Clearly it’s a competition. This means someone wins, someone loses. I got that. I just don’t feel comfortable watching someone win by unfair means. By adding to TLC’s success with the show am I not agreeing with the message of the programs? In my heart Gretel Ann’s sabotages were cheating. Ashley’s lack of self-control and seemingly being favored by the main contests judge were unsportsmanlike behavior and also cheating.
In the Scriptures of the New Testament in John 2:13-17 Jesus responded with passion, with righteous anger because men were selling inferior animals for sacrifice in the temple courtyards and he overturned their tables, driving the men out with a whip. He did not sin in his anger.
As a believer I struggle with my passion on this subject of competition and passions that arise due to it. I think that the adage, “all things in moderation” adeptly applies. Competition, regards of the event, isn’t evil – mankind’s inability to temper their wish to win or for their favored team to win while expecting fair behavior from everyone is where the potential for evil exists.

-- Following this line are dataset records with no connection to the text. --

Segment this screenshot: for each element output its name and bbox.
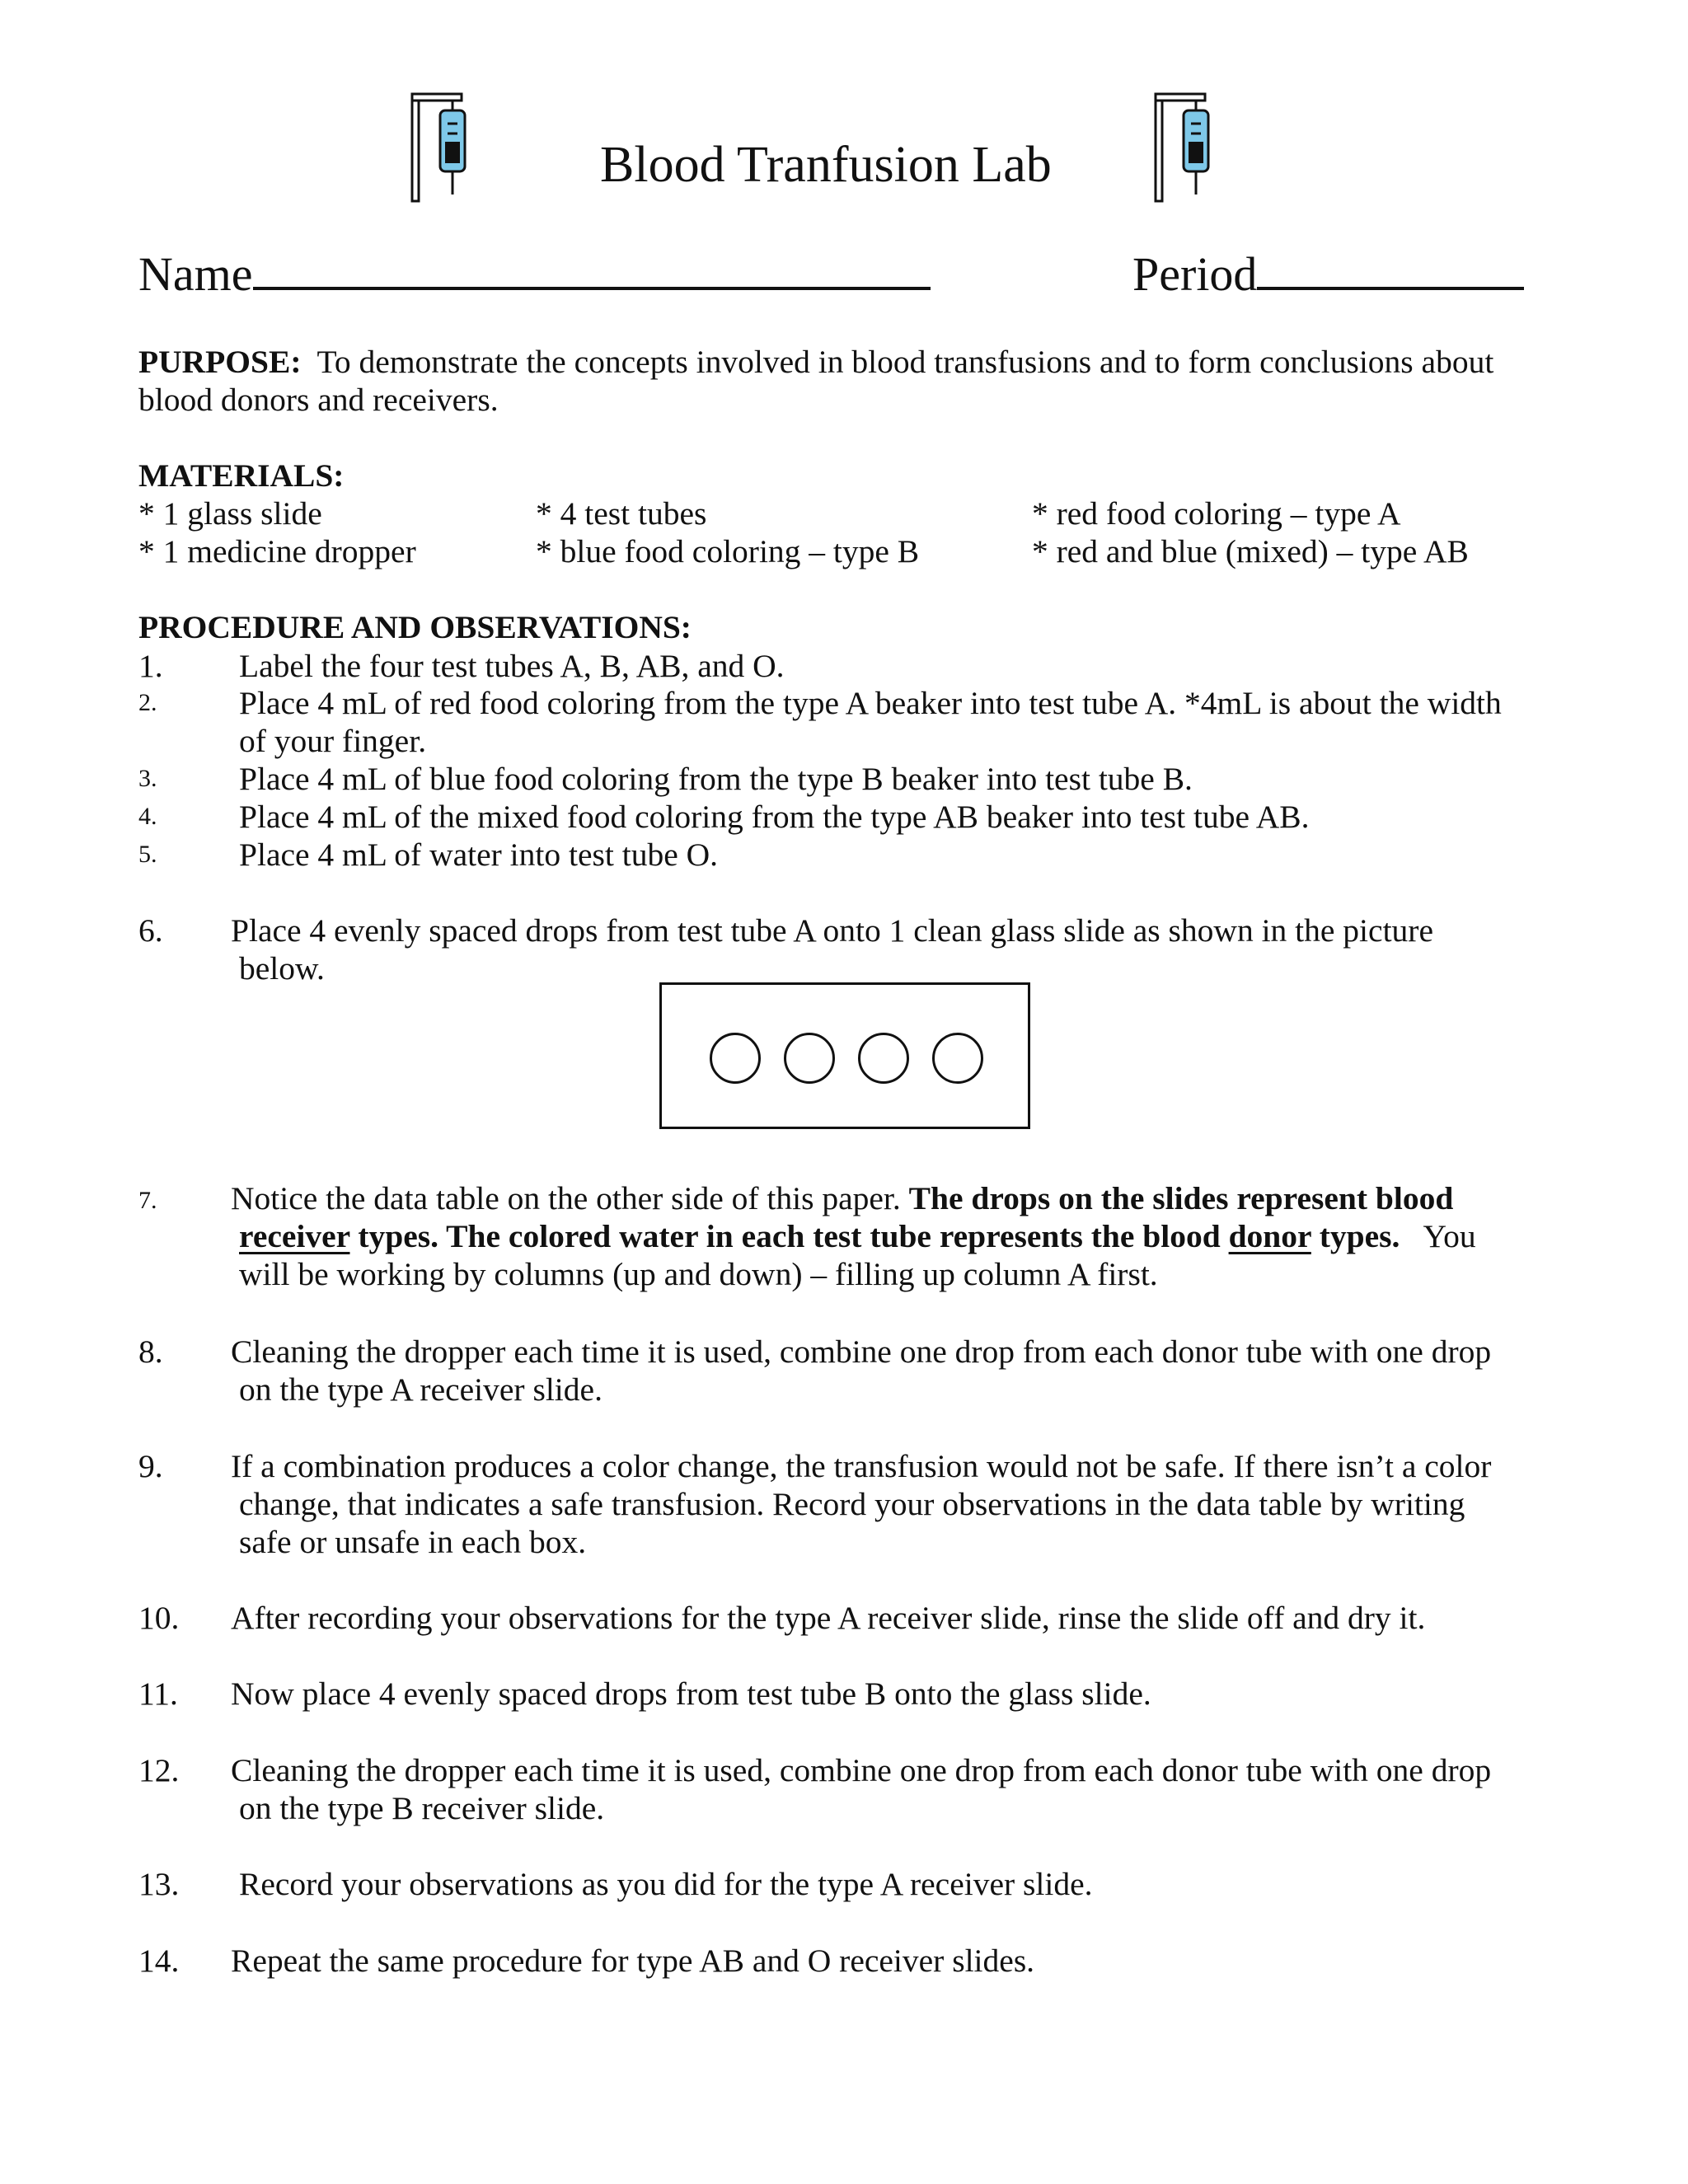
step-number: 5. — [138, 841, 157, 868]
material-item: * 1 medicine dropper — [138, 533, 416, 569]
name-blank[interactable] — [253, 244, 931, 290]
step-number: 9. — [138, 1448, 163, 1484]
donor-term: donor — [1228, 1218, 1311, 1254]
step-line: If a combination produces a color change, the transfusion would not be safe. If there isn’t a color — [231, 1448, 1492, 1484]
step-text: Place 4 mL of blue food coloring from the type B beaker into test tube B. — [239, 761, 1193, 797]
step-number: 14. — [138, 1943, 180, 1979]
iv-bag-icon — [1151, 89, 1250, 204]
step-text — [239, 684, 1640, 760]
step-line: safe or unsafe in each box. — [239, 1524, 587, 1560]
step-text: Label the four test tubes A, B, AB, and O. — [239, 648, 785, 684]
step-line: change, that indicates a safe transfusion. Record your observations in the data table by writing — [239, 1486, 1465, 1522]
material-item: * 1 glass slide — [138, 495, 322, 532]
period-blank[interactable] — [1257, 244, 1524, 290]
purpose-section — [138, 343, 1556, 419]
step-text — [231, 1179, 1632, 1293]
step-text — [231, 1751, 1632, 1827]
procedure-heading: PROCEDURE AND OBSERVATIONS: — [138, 609, 692, 645]
step-text: Record your observations as you did for the type A receiver slide. — [239, 1866, 1093, 1902]
step-line-bold: types. The colored water in each test tube represents the blood — [349, 1218, 1229, 1254]
step-line-bold: types. — [1311, 1218, 1400, 1254]
iv-bag-icon — [407, 89, 506, 204]
step-line: Notice the data table on the other side of this paper. — [231, 1180, 909, 1216]
step-line: below. — [239, 950, 325, 987]
step-text: Place 4 mL of the mixed food coloring from the type AB beaker into test tube AB. — [239, 799, 1310, 835]
material-item: * red and blue (mixed) – type AB — [1032, 533, 1469, 569]
drop-circle — [784, 1033, 835, 1084]
drop-circle — [858, 1033, 909, 1084]
step-line: Cleaning the dropper each time it is used, combine one drop from each donor tube with one drop — [231, 1752, 1492, 1788]
drop-circle — [932, 1033, 983, 1084]
step-number: 6. — [138, 912, 163, 949]
step-line: on the type A receiver slide. — [239, 1371, 603, 1408]
step-number: 3. — [138, 765, 157, 792]
step-number: 2. — [138, 689, 157, 716]
glass-slide-diagram — [659, 982, 1030, 1129]
purpose-text: blood donors and receivers. — [138, 382, 499, 418]
step-line: of your finger. — [239, 723, 427, 759]
step-line: on the type B receiver slide. — [239, 1790, 605, 1826]
material-item: * red food coloring – type A — [1032, 495, 1401, 532]
materials-heading: MATERIALS: — [138, 457, 345, 494]
period-label: Period — [1132, 247, 1258, 301]
step-text: Place 4 mL of water into test tube O. — [239, 837, 719, 873]
step-number: 8. — [138, 1333, 163, 1370]
step-number: 12. — [138, 1752, 180, 1788]
receiver-term: receiver — [239, 1218, 350, 1254]
step-number: 4. — [138, 803, 157, 830]
period-field[interactable] — [1132, 244, 1524, 302]
step-text — [231, 912, 1550, 987]
step-number: 13. — [138, 1866, 180, 1902]
page-title: Blood Tranfusion Lab — [600, 137, 1052, 193]
step-text — [231, 1333, 1632, 1408]
step-number: 11. — [138, 1675, 178, 1712]
step-line: Place 4 evenly spaced drops from test tube A onto 1 clean glass slide as shown in the picture — [231, 912, 1433, 949]
step-line: You — [1400, 1218, 1476, 1254]
step-line: will be working by columns (up and down) – filling up column A first. — [239, 1256, 1158, 1292]
material-item: * blue food coloring – type B — [536, 533, 920, 569]
step-line: Cleaning the dropper each time it is used, combine one drop from each donor tube with one drop — [231, 1333, 1492, 1370]
step-line: Place 4 mL of red food coloring from the type A beaker into test tube A. *4mL is about the width — [239, 685, 1502, 721]
step-text: Repeat the same procedure for type AB and O receiver slides. — [231, 1943, 1035, 1979]
step-text: Now place 4 evenly spaced drops from test tube B onto the glass slide. — [231, 1675, 1151, 1712]
step-number: 10. — [138, 1600, 180, 1636]
name-label: Name — [138, 247, 253, 301]
drop-circle — [710, 1033, 761, 1084]
name-field[interactable] — [138, 244, 931, 302]
step-text: After recording your observations for the type A receiver slide, rinse the slide off and dry it. — [231, 1600, 1426, 1636]
step-number: 7. — [138, 1187, 157, 1214]
step-number: 1. — [138, 648, 163, 684]
purpose-text: To demonstrate the concepts involved in blood transfusions and to form conclusions about — [316, 344, 1494, 380]
material-item: * 4 test tubes — [536, 495, 707, 532]
step-text — [231, 1447, 1632, 1561]
purpose-label: PURPOSE: — [138, 344, 302, 380]
step-line-bold: The drops on the slides represent blood — [908, 1180, 1454, 1216]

For myself, I am torn between the enjoyment I have in the creative process and methods of achieving the construction of cakes that are masterpieces of art and in watching others strive to be a part of that with the awareness that the shows have entered that arena of passion gone awry. Do I continue to watch or do I hand the remote over to my husband?
Sadder still, am I more distracted by pondering misguided passion in a TV reality show than in being passionate about Jesus Christ? Shouldn’t the sixth definition for passion be far more important to me than whether or not the winner of a television program contest deserved the victory or not? Wow, I just condemned myself.